Por ello se han buscado diferentes alternativas, siendo la plastia gástrica tubular la más utilizada hoy en día (7). La técnica convencional se puede realizar mediante cirugía abierta o cirugía mínimamente invasiva. Se realiza la apertura de la transcavidad de los epiplones, identificando y preservando la arteria gastroepiploica derecha, que será la que aporte la mayoría de la irrigación a la plastia.

La arteria y vena gástrica izquierda son ligadas y seccionadas. Para realizar la plastia el primer grapado se realiza a nivel del ángulo de Hiss, algo oblicuo en dirección al fundus. Los grapados siguientes se realizan siguiendo la curvadura mayor y manteniendo una anchura de la plastia de al menos 3 cm.

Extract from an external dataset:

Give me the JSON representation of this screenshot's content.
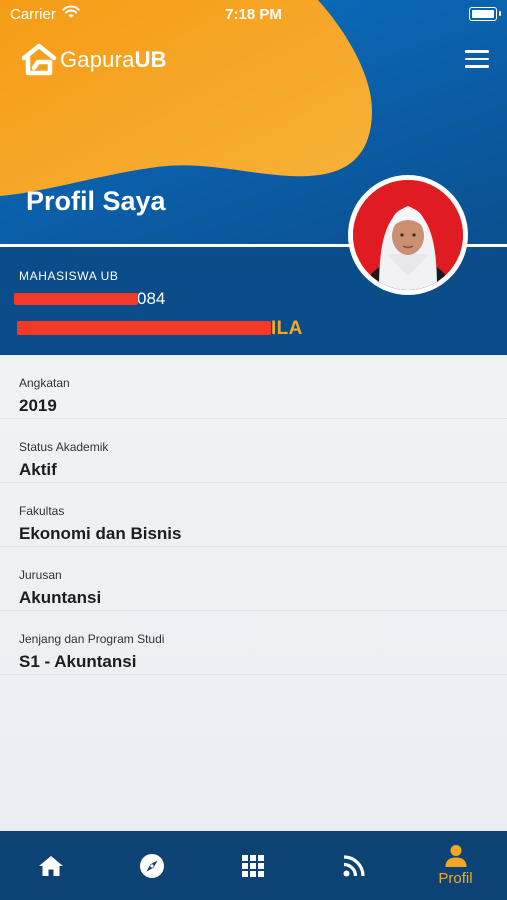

En muchos centros se refuerza la zona de grapado con un punto en cada zona de intersección de las grapadas o una sutura continua seromuscular. Distintos estudios muestran que no existen diferencias significativas en cuanto a tasa de fuga anastomótica utilizando el estómago completo frente a la plastia gástrica tubular (8, 9), sin embargo, las cifras de esofagitis, disfagia, náuseas y problemas de vaciamiento son menores con el uso de plastias gástricas tubulares (9).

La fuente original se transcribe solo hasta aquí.